Every June, select high school students completing their sophomore and junior years from across the Commonwealth, head to the University of Kentucky’s Lake Cumberland 4H Education Center to experience a weeklong adventure exploring Kentucky’s forests, wildlife and bugs.

The Kentucky Forest Leadership Program (KFLP) began over 50 years ago and has greatly evolved during that time. It is all made possible with the cooperation of the U.K. College of Agriculture, the Food and Environment Cooperative Extension Service, the Kentucky Division of Forestry and the Kentucky Division of Conservation.

“The first day of camp participants get introduced to one another, the subject they will be investigating for the week and then they learn the basic tools to gather some of the information for their investigation,” said Laurie Taylor Thomas, KLFP Coordinator and Extension Forester with the U.K. Department of Forestry.

“Consulting firms” made up of students from each track, or area of interest- forestry, wildlife and entomology- and are gently guided by a wide variety of natural resource professionals as they collect data and do investigations throughout the week. At the end of the week the students come back collectively with their firm and share their findings. From there, the students then create a management plan for the 80 acres of mixed forestland they have been assigned. This teaching experience allows the students to learn through peer teaching throughout the week instead of the usual student/teacher experience giving a definite more hands on experience and one many won’t forget.

Reminiscing on their adventures, the campers eyes widen and their voices practically bounce off one another as they finish each other’s sentences, stand up to tell stories and of course, laugh constantly. And though most campers agree that the camp left them with new skills, clearer priorities and enhanced confidence, they certainly did not forget to have fun.
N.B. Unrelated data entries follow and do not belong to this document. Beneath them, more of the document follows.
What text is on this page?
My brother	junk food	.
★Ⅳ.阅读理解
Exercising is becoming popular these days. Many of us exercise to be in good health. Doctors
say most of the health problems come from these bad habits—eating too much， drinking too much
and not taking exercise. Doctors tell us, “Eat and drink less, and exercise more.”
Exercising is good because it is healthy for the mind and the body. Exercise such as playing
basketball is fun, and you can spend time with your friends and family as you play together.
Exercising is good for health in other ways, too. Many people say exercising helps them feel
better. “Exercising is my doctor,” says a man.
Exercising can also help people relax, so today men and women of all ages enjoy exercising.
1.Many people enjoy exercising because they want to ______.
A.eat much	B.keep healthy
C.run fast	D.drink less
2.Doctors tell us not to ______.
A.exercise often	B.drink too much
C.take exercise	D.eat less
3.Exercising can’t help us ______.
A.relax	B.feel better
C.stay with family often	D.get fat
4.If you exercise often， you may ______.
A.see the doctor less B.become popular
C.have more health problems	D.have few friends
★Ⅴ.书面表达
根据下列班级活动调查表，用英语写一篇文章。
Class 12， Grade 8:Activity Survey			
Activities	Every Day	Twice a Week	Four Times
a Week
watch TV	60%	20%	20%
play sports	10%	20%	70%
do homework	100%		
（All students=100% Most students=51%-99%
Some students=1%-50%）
“What could be more fun than learning new facts about trees and insects?” said camper Elijah Schultz who participated in 2016. “The things we learned were incorporated into fun team activities and competitions throughout the week. We did things like a scavenger hunt, Jeopardy-style trivia and a tree-planting race. There was hands-on learning as well. We gathered insects from nearby streams, wetlands, fields, forest and even a cave! And what we gathered, we actually used to make collections. On hikes, we learned to identify trees by actually seeing real specimens rather than just looking at pictures and reading about them in books. At each presentation, there was something interesting to watch or do, from skinning a beaver to even flying a drone.”
But the camp fun wasn’t only limited to the student campers. Forester Chris Oelschlager with the Kentucky Division of Forestry, has been involved with the program since 1997. When she began teaching at the camp, she wasn’t much older than the students and admits to having as much fun, if not more than the campers.
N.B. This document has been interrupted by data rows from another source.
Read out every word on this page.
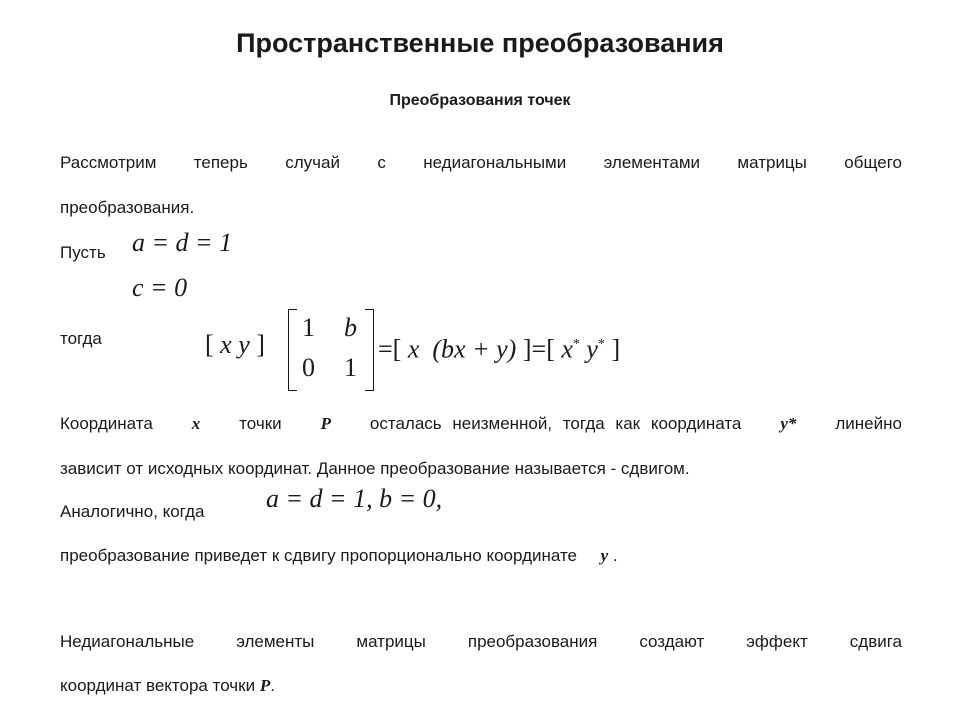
Пространственные преобразования
Преобразования точек
Рассмотрим теперь случай с недиагональными элементами матрицы общего
преобразования.
Пусть a = d = 1
c = 0
тогда	[ x y ]
1 b
0 1
=[ x (bx + y) ]=[ x* y* ]
Координата x точки P осталась неизменной, тогда как координата y* линейно
зависит от исходных координат. Данное преобразование называется - сдвигом.
Аналогично, когда a = d = 1, b = 0,
преобразование приведет к сдвигу пропорционально координате y .
Недиагональные элементы матрицы преобразования создают эффект сдвига
координат вектора точки P.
“KFLP is probably my favorite week of the work year, and I look forward to it each summer,” said Oelschlager. “I’m always impressed with how much they learn throughout the intensive, fast paced week. On Monday afternoon we start them with basic tree identification and by Friday morning they are presenting detailed management plans for 80 acres of mixed forestland. Until it ends on Friday, I don’t even think they realize how much they have done throughout the week.”